# Need Testors F-18 Instructions



## linksinachain (Oct 23, 2007)

As the subject says, the kit arrived without them. Private sale... Oh well!

Anyone know of an archive online?

Would Testor's charge for a new set?

Just wondering if anyone has walked in my shoes before.

Cheers, :thumbsup: 
Links


----------



## xsavoie (Jun 29, 1999)

Which kit number is it?


----------



## bigjimslade (Oct 9, 2005)

I certainly have a copy if this is the metal 1:48 scale kit.


----------



## linksinachain (Oct 23, 2007)

Sorry for the delay guys, was on a long det and apparently my email alert was turned off so I had no idea you had responded.

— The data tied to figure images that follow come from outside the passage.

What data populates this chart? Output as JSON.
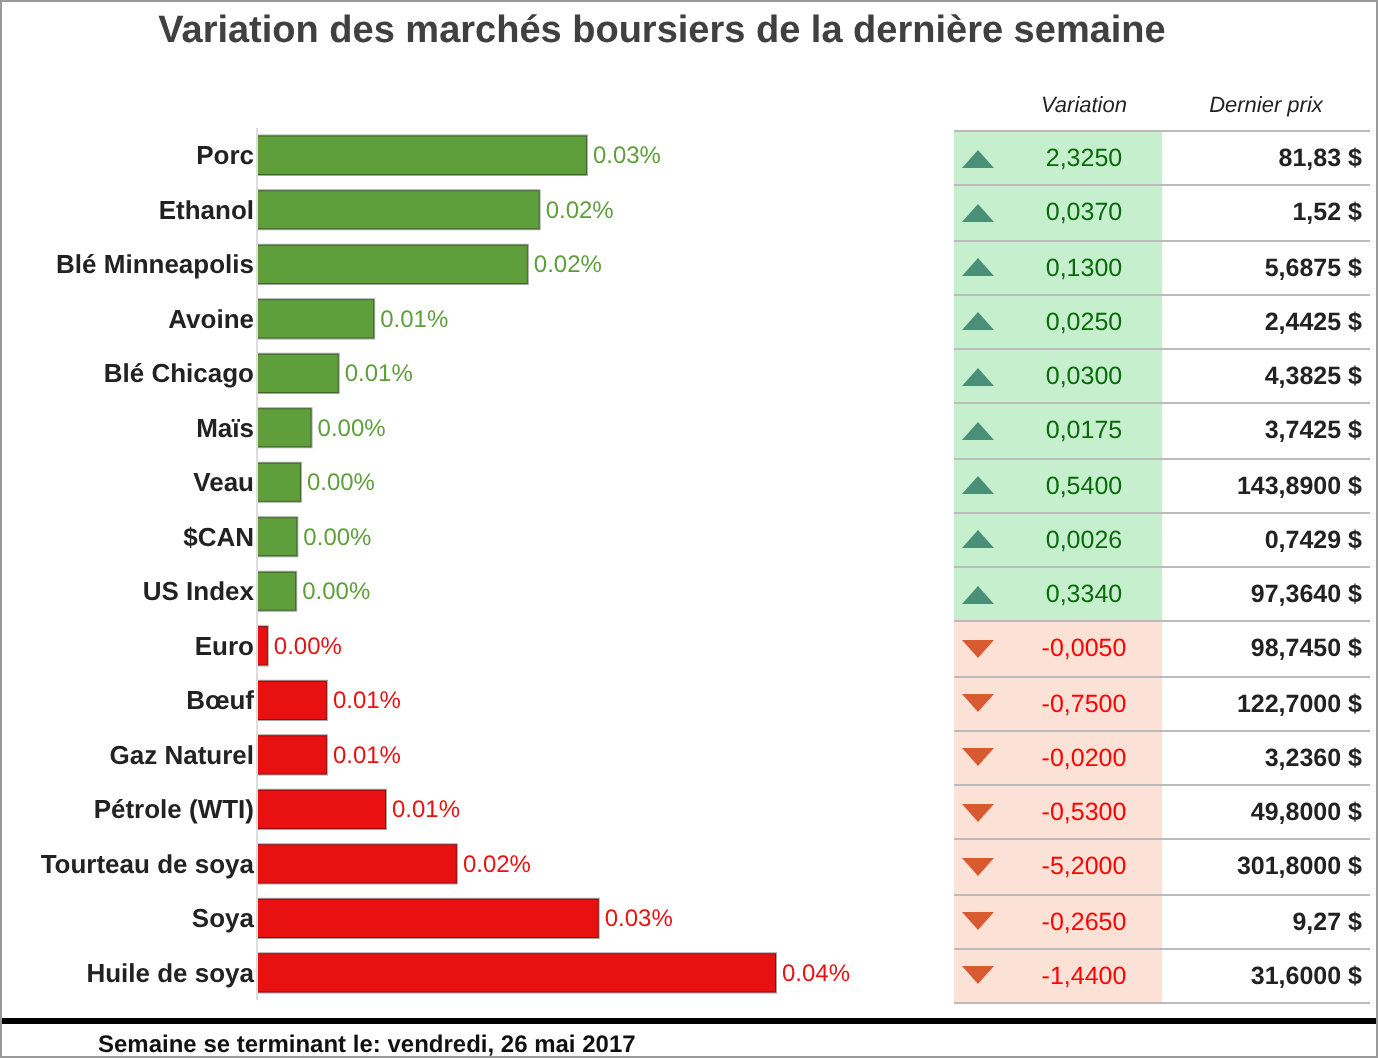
{
  "chart_data": [
    {
      "type": "bar",
      "orientation": "horizontal",
      "title": "Variation des marchés boursiers de la dernière semaine",
      "categories": [
        "Porc",
        "Ethanol",
        "Blé Minneapolis",
        "Avoine",
        "Blé Chicago",
        "Maïs",
        "Veau",
        "$CAN",
        "US Index",
        "Euro",
        "Bœuf",
        "Gaz Naturel",
        "Pétrole (WTI)",
        "Tourteau de soya",
        "Soya",
        "Huile de soya"
      ],
      "values": [
        0.028,
        0.024,
        0.023,
        0.01,
        0.007,
        0.0047,
        0.0038,
        0.0035,
        0.0034,
        0.001,
        0.006,
        0.006,
        0.011,
        0.017,
        0.029,
        0.044
      ],
      "value_labels": [
        "0.03%",
        "0.02%",
        "0.02%",
        "0.01%",
        "0.01%",
        "0.00%",
        "0.00%",
        "0.00%",
        "0.00%",
        "0.00%",
        "0.01%",
        "0.01%",
        "0.01%",
        "0.02%",
        "0.03%",
        "0.04%"
      ],
      "colors": [
        "#5e9e3b",
        "#5e9e3b",
        "#5e9e3b",
        "#5e9e3b",
        "#5e9e3b",
        "#5e9e3b",
        "#5e9e3b",
        "#5e9e3b",
        "#5e9e3b",
        "#e81010",
        "#e81010",
        "#e81010",
        "#e81010",
        "#e81010",
        "#e81010",
        "#e81010"
      ],
      "annotations": [
        "Semaine se terminant le:  vendredi, 26 mai 2017"
      ]
    },
    {
      "type": "other",
      "categories": [
        "Variation",
        "Dernier prix"
      ],
      "colors": [
        "#c6efce",
        "#c6efce",
        "#c6efce",
        "#c6efce",
        "#c6efce",
        "#c6efce",
        "#c6efce",
        "#c6efce",
        "#c6efce",
        "#fbe1d6",
        "#fbe1d6",
        "#fbe1d6",
        "#fbe1d6",
        "#fbe1d6",
        "#fbe1d6",
        "#fbe1d6"
      ],
      "cell_labels": [
        [
          "2,3250",
          "81,83 $"
        ],
        [
          "0,0370",
          "1,52 $"
        ],
        [
          "0,1300",
          "5,6875 $"
        ],
        [
          "0,0250",
          "2,4425 $"
        ],
        [
          "0,0300",
          "4,3825 $"
        ],
        [
          "0,0175",
          "3,7425 $"
        ],
        [
          "0,5400",
          "143,8900 $"
        ],
        [
          "0,0026",
          "0,7429 $"
        ],
        [
          "0,3340",
          "97,3640 $"
        ],
        [
          "-0,0050",
          "98,7450 $"
        ],
        [
          "-0,7500",
          "122,7000 $"
        ],
        [
          "-0,0200",
          "3,2360 $"
        ],
        [
          "-0,5300",
          "49,8000 $"
        ],
        [
          "-5,2000",
          "301,8000 $"
        ],
        [
          "-0,2650",
          "9,27 $"
        ],
        [
          "-1,4400",
          "31,6000 $"
        ]
      ]
    }
  ]
}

Either way - the decal sheet is marked "N 581" down by the name. Does that sound about right? I am unable to find any marking stamped into the parts or sprue.

Many thanks,
Links


----------



## machine shop to (Dec 10, 2005)

I have a set of instructions for a Testors F/A-18 Top Gun. #7524. If that is what you need, let me know. Maybe I could scan them and e-mail them to you.

tom


----------



## linksinachain (Oct 23, 2007)

Tom,

That'd be quite kind of you - I'll PM my email addy.

Cheers,
Links


----------



## machine shop to (Dec 10, 2005)

I'll give it a try tonite.

tom


----------